I wanted to also make a domain portfolio which I could point all my .jp domains to.

Started prototyping with SQLite because it was easy — worked great locally but couldn't deploy. Switched to Postgres and my AI agents helped figure out the deployment chain. ChatGPT and Codex were the biggest help on the infrastructure side.
Before I built this workflow last year was painful — AI would write code that looked good but had build errors. It would code for the wrong Next.js version. Context would get too big mid-conversation and the next chat would lose all memory of what we were doing. I spent more time fixing AI mistakes than building. The workflow I built this year solved all of that.
~30 milestones from first design to production — each one had set goals, checkpoints, and mandatory checks. We didn't move forward unless the code was error-free, build passed, and types were clean. If a milestone scope got too large it was split into segments so context stayed manageable.
Planning is built into the system but not Plan Mode — I do planning separately within the workflow so plans are persistent files, not just chat context. When a milestone ships the system moves plans from active to archived. Next session picks up exactly where we left off.
Each AI tool has different strengths — Claude Code is fast at writing code but struggled with deployment. ChatGPT was better at diagnosing infrastructure problems. Codex writes better Japanese content and won a blind content bake-off. The framework routes each task to the right tool.
Built a seeding system for content — I can tear down and rebuild the entire site from scratch and all content comes back. As I add new content through the AI workflow it updates the seed so nothing is ever lost. My base content is always in the code.
Wrote all Japanese content from scratch — didn't port old English content. Used Codex to generate 48 domain listings, service pages, SEO metas, and OG descriptions. Every domain has a unique description — no copy-paste across the portfolio.
Built admin tools so I never touch code for content updates — CSV upload directly in the admin dashboard for bulk domain imports, price updates, domain sets, and videos. Just upload a file and click submit.
Moved hosting from Google Cloud to Hetzner + Coolify + Cloudflare — cheaper and I control everything. Coolify handles deployments, Cloudflare handles CDN and DNS. Set up email authentication, Google Analytics, Tag Manager, and Search Console all in the same push.
Utilized Claude Code MCP to minimize copy-paste between AIs — the agents can read project files directly through MCP servers instead of me pasting code back and forth. Also connected Payload CMS as a read-only MCP so the AI can verify what's actually in the database.
Git safety is built in — the AI creates feature branches and does all the work there. I do the final pushes and merges myself. There's a hook that blocks the AI from pushing directly to main. Nothing goes to production without me clicking the button.

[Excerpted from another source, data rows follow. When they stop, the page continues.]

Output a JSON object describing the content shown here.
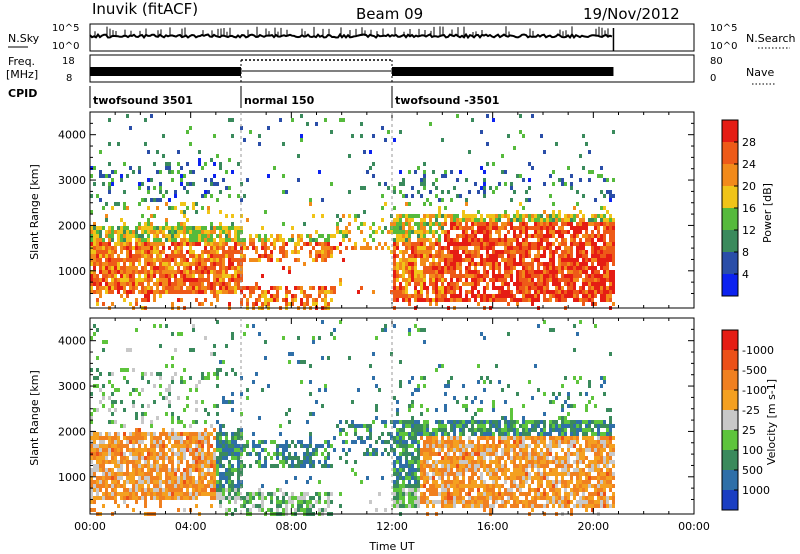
{
  "header": {
    "station": "Inuvik (fitACF)",
    "beam": "Beam 09",
    "date": "19/Nov/2012"
  },
  "nsky": {
    "label": "N.Sky",
    "tick_top": "10^5",
    "tick_bottom": "10^0"
  },
  "nsearch": {
    "label": "N.Search",
    "tick_top": "10^5",
    "tick_bottom": "10^0"
  },
  "freq": {
    "label_top": "Freq.",
    "label_bottom": "[MHz]",
    "tick_top": "18",
    "tick_bottom": "8"
  },
  "nave": {
    "label": "Nave",
    "tick_top": "80",
    "tick_bottom": "0"
  },
  "cpid": {
    "label": "CPID",
    "segments": [
      {
        "name": "twofsound 3501",
        "start_h": 0,
        "end_h": 6
      },
      {
        "name": "normal 150",
        "start_h": 6,
        "end_h": 12
      },
      {
        "name": "twofsound -3501",
        "start_h": 12,
        "end_h": 20.8
      }
    ]
  },
  "chart_data": [
    {
      "type": "heatmap",
      "quantity": "power",
      "ylabel": "Slant Range [km]",
      "xlabel": "Time UT",
      "xlim": [
        0,
        24
      ],
      "ylim": [
        180,
        4500
      ],
      "yticks": [
        "1000",
        "2000",
        "3000",
        "4000"
      ],
      "xticks": [
        "00:00",
        "04:00",
        "08:00",
        "12:00",
        "16:00",
        "20:00",
        "00:00"
      ],
      "data_end_h": 20.8,
      "colorbar": {
        "label": "Power [dB]",
        "ticks": [
          "4",
          "8",
          "12",
          "16",
          "20",
          "24",
          "28"
        ],
        "colors": [
          "#0c22f0",
          "#2a4ea8",
          "#3a8a5c",
          "#56ba3c",
          "#f0c418",
          "#f28a1a",
          "#ee5a18",
          "#e51c14"
        ]
      }
    },
    {
      "type": "heatmap",
      "quantity": "velocity",
      "ylabel": "Slant Range [km]",
      "xlabel": "Time UT",
      "xlim": [
        0,
        24
      ],
      "ylim": [
        180,
        4500
      ],
      "yticks": [
        "1000",
        "2000",
        "3000",
        "4000"
      ],
      "xticks": [
        "00:00",
        "04:00",
        "08:00",
        "12:00",
        "16:00",
        "20:00",
        "00:00"
      ],
      "data_end_h": 20.8,
      "colorbar": {
        "label": "Velocity [m s-1]",
        "ticks": [
          "1000",
          "500",
          "100",
          "25",
          "-25",
          "-100",
          "-500",
          "-1000"
        ],
        "colors": [
          "#1a3ec2",
          "#2f6fa8",
          "#3a8a5c",
          "#5ec43c",
          "#c8c8c8",
          "#f4a020",
          "#f08020",
          "#ec5018",
          "#e51c14"
        ]
      }
    }
  ]
}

Context management was the hardest problem to solve — AI conversations lose context fast on a big project. My workflow keeps each milestone focused with clear scope so the AI doesn't drift. Session handoff docs capture everything a new session needs to continue. No more "start from scratch every chat."

Whole bunch of addons created: UTMs on links from the backend, Japanese text cuts off at the right places, Japanese dates & number shortener, JP currency, & number shortening for Japanese, Custom menu emphesizing on both mobile & desktop, cool search bar I designed & updated search listings.

(Had some help organizing the points so I don't ramble)
Thank you Payload team, the site is optimized for Japanese by me as I built a few tweaks that generally matter here.

**My workflow has both production site: replay & staging site initially my Hertzer server was too small so it crashed.

3 months work hope it doesn't crash.